TaylorMade embraces the dark side with all-black Stealth irons
Although TaylorMade did a nice job of upgrading the look of its game-improvement irons with its original Stealth irons, the introduction of an all-black version might just make an already appealing iron even more attractive. .
The black finish comes through a PVD process that produces a high-gloss finish. The black head is coupled with an all-black version of the KBS Max MT Black shaft (R and S flex) and Lamkin Crossline 360 black/red grip. The irons will retail for $1,200 for a seven-piece set.
Of course, the irons feature all the technology engineered into the OG Stealth, including a multi-material cap-back design that is 7.5 times lighter than the steel it is replacing. The idea originally was used on the SIM2 Max irons but has been revised to where the cap-back now wraps around the high toe area to reduce weight in that spot, making the club easier to square at impact. Further, because there is no badge bonded to the back of the club, it allows the face to move more freely.
The sweet spot gets a boost from a springy 450 stainless-steel face that is just 1.6 millimeters thick in its thinnest areas and employs a progressive inverted cone thickness to create ball speed across a wide portion of the face while a thru-slot speed pocket (up through the 8-iron) protects against a large ball-speed drop on shots hit low on the face.

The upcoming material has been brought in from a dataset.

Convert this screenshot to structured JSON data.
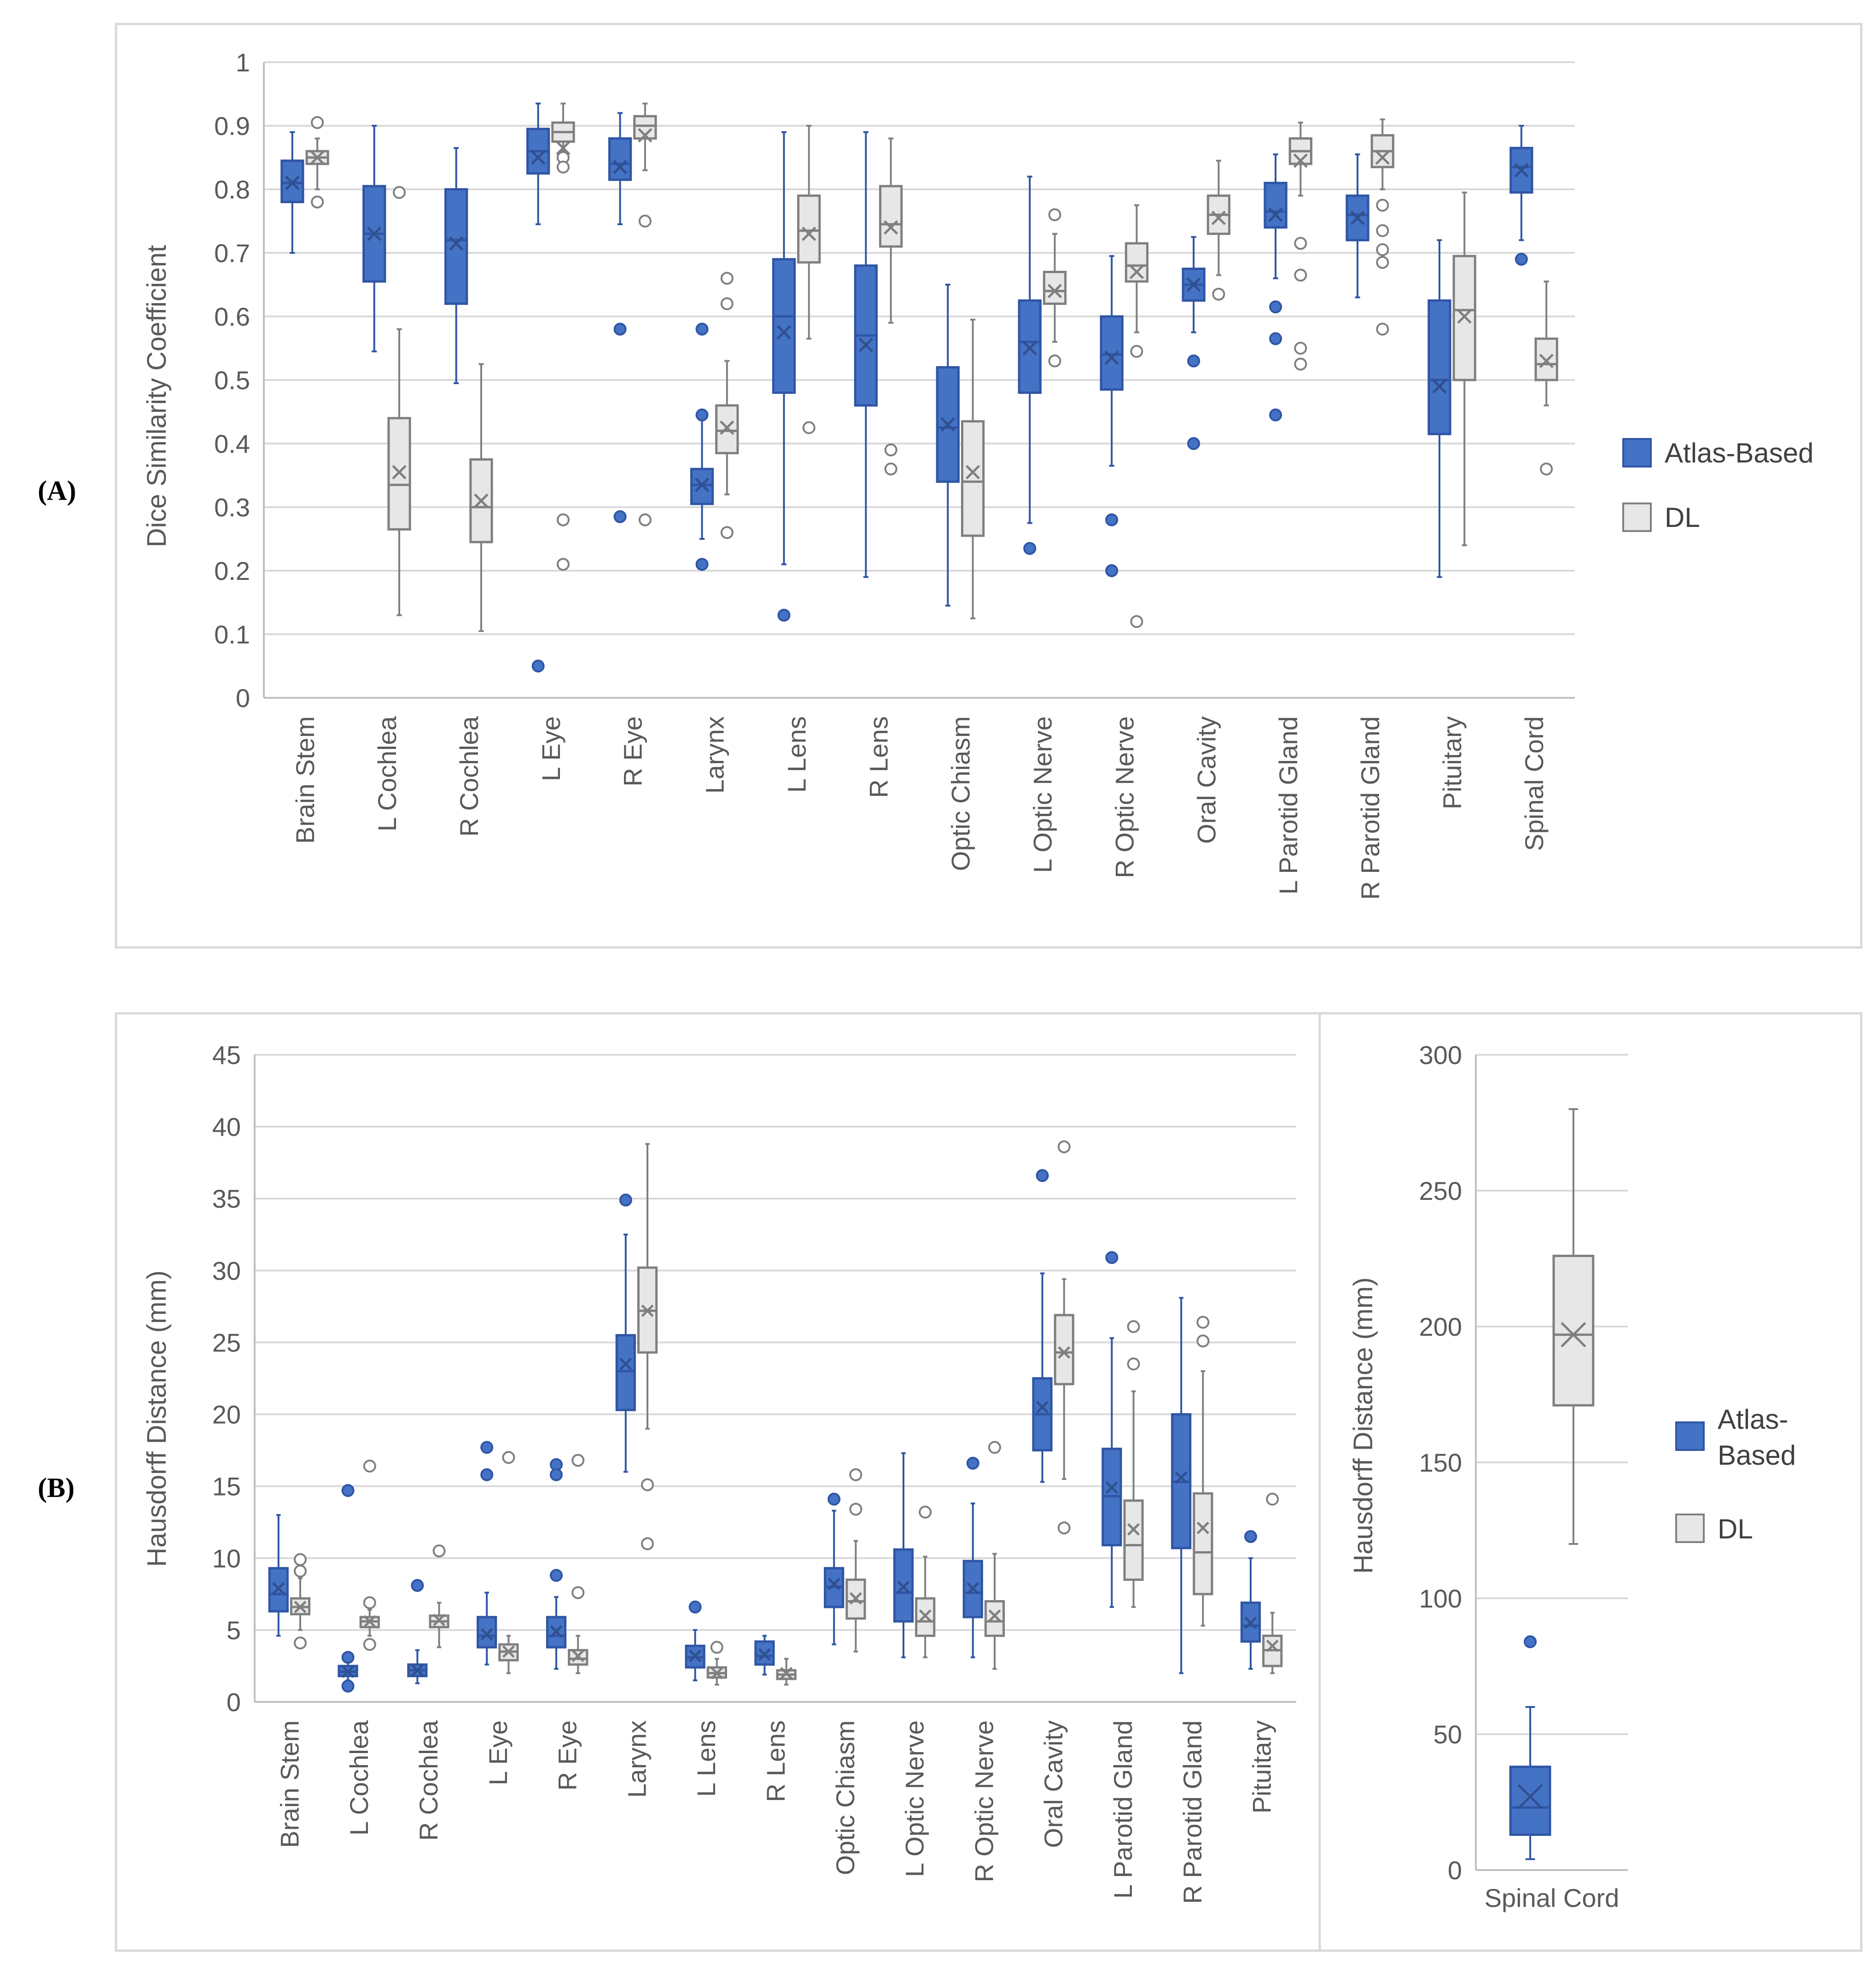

Of course, the game-improvement crowd often needs an assist in getting the ball in the air and help is provided in that area, too. The width of the sole on Stealth is 3 centimeters wider than SIM2 Max. That puts more mass lower in the clubhead and drives the center of gravity lower to provide higher launch, despite strong lofts.
Dampers inserted into the 4-9 irons have been individually designed for each iron, with ribbed structures aligning with the contact area. The Stealth Irons are also designed so the maximum point of deflection of each iron face aligns with the position of the damper, allowing it to efficiently reduce unwanted vibrations.
The long irons are designed with slightly more draw-bias than the mid-irons, which in turn have slightly more draw-bias than the short irons—a smart use of progressive ball flight bias as most game-improvement players have trouble keeping long irons from fading or slicing.
A useful trait for all golfers, whether playing an iron with a satin finish or a black one.